Quando falamos de eventos de game music, logo vem a mente o consagrado Video Games Live, espetáculo internacional idealizado por Tommy Tallarico e que já se apresenta no Brasil há alguns anos. Mas não só de VGL vive o mundo da Game Music no Brasil. Com a mesma proposta, aconteceu neste sábado, no Teatro Municipal de Santo André-SP, a premiere do Games in Concert. Com Across Orchestra, Banda Smash Bros e o Pianista Marco Aurélio de Almeida sob a Regência de Rafael Waisman e Direção Geral de Átila Cumagai, o ‘Games In Concert’ veio com o intuito de proporcionar um espetáculo de luz, imagem e som, embalado pelas melhores e mais nostálgicas trilhas de videogame. Mas será que o evento tupiniquim cumpriu sua promessa? O representante paulistano do Super Controle, Erick Seika esteve lá pra conferir!

O Teatro Municipal de Santo André-SP estava praticamente lotado, com um público de aproximadamente 300 pessoas por apresentação. O evento teve atrasos ocasionados por uma queda de energia, e isso causou confusão e desconforto no público que teve que esperar em pé por quase uma hora até o começo do espetáculo.

O show começou com uma bela interação entre as cordas e metais da Orquestra Across com o som da banda SMash Bros, que tocaram no primeiro bloco o tema de Tetris, seguido por Super Smash Bros Melee, Super Smash Bros Brawl, Castlevania e Sonic – Green Hill Zone. Tudo acompanhado por imagens e vídeos dos games, exibidas em um telão posicionado atrás dos músicos da orquestra.

Em seguida, o pianista Marco Aurélio de Almeida, sozinho no palco, tocou os temas de Final Fantasy Tactics, Chtono Trigger (“Wind Scene”, “Fanfare 1 – Lucca´s theme” e “Frog´s Theme”), Top Gear, Sunset Riders, Goof Troop, Megaman X (“Storm Eagle Stage) e Mighty Morphin Power Rangers. Se por um lado a lista foi bem variada e diferente da mesmice com a qual estamos acostumados, a performance do pianista foi sofrível, com diversos erros que descaracterizaram a maior parte das canções. O público se empolgou, mas quem realmente conhecia os temas apresentados se decepcionou com a péssima qualidade da performance, que não foi compatível com o resto do espetáculo.

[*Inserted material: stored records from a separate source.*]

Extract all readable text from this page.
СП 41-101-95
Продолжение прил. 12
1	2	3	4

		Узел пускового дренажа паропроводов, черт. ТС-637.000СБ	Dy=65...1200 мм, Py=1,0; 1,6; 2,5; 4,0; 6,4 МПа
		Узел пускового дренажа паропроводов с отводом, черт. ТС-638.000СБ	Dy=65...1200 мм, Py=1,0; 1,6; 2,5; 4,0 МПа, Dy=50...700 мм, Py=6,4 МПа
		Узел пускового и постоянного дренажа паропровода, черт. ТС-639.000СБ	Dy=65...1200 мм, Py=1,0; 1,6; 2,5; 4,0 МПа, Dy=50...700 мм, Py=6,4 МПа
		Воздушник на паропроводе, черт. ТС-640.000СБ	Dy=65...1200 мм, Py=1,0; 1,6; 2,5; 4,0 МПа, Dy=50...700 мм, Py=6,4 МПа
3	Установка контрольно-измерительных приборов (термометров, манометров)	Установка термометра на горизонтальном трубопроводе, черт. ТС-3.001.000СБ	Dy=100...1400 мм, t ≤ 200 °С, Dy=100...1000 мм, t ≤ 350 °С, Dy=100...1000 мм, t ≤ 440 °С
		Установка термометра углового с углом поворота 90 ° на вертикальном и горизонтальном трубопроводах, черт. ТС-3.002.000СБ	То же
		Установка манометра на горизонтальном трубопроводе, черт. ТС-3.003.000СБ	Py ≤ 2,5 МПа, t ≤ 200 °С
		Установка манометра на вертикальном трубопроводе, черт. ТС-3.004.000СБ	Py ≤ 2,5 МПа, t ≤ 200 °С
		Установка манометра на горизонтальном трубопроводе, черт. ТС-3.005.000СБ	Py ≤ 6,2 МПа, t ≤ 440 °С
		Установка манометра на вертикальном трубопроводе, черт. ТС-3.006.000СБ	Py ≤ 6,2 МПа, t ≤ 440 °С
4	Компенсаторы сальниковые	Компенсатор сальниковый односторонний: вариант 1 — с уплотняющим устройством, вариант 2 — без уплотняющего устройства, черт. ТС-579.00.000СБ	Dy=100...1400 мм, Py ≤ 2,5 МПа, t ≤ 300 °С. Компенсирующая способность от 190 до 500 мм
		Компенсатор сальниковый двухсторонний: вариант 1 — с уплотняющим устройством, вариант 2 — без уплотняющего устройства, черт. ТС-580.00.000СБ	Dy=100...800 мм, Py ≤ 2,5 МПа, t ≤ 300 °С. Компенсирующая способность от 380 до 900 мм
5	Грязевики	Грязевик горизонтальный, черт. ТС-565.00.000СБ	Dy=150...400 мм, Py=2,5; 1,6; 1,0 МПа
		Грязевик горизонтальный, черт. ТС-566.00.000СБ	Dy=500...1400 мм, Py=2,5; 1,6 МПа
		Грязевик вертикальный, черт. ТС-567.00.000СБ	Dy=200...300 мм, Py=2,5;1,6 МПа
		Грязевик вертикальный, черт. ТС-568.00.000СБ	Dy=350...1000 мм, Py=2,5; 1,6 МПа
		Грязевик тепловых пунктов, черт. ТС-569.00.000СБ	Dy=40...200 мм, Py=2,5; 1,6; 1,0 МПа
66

No segundo bloco da apresentação, a banda Smash Bros voltou ao palco com uma versão de Still Alive, com um vocal baixo demais, e o tema de Pokémon. Em seguida, em conjunto com a orquestra, foram tocados os temas de Zelda (Tema principal e “Saria´s Song”), House of the Dead, Super Mario WOrld (“Bowser´s Castle”), Golden Eye, Kingdom Hearts e Mortal Kombat. No “bis”, o público foi presenteado com uma repetição do tema de Golden Eye.

Na minha visão, algumas pequenas falhas comprometeram o espetáculo. O pouco envolvimento dos apresentadores, que pareciam perdidos no palco; a imensa quantidade de erros na performance dos solos em piano; a falta de organização; a escolha duvidosa de alguns jogos (House of The Dead é uma série tão relevante/nostálgica pra entrar no repertório?); a predominância de jogos da Nintendo ou que fizeram sucesso no SUper Nintendo; a quase ausência de sucessos mais recentes, como Halo, Mass Effect, God of War, Skyrim, entre outros.

Por outro lado, a Banda Smash Bros e a Orquesta Across deram um verdadeiro show de empolgação e profissionalismo, desempenhando perfeitamente o seu papel: tocar os grandes temas da game music e empolgar e emocionar o público. A escolha de jogos e até mesmo músicas diferenciadas de séries que sempre aparecem em eventos do tipo foi um sopro de ar fresco, com que a repetitiva video Games Live poderia aprender bastante (Super Mario Galaxy, “Bowser´s Castle” e Fiunal Fantasy Tactics foram um belo exemplo disso).

Enfim, louvável a iniciativa do Games in Concert, que tem muito a aprender com essa premiére. O evento fará turnê pelo Brasil em 2012, e deve anunciar os próximos destinos em breve no site www.gamesinconcert.com. Se você é fã de game music e está cansado de ouvir “One Winged Angel”, não perca a oportunidade de assistir a esse espetáculo!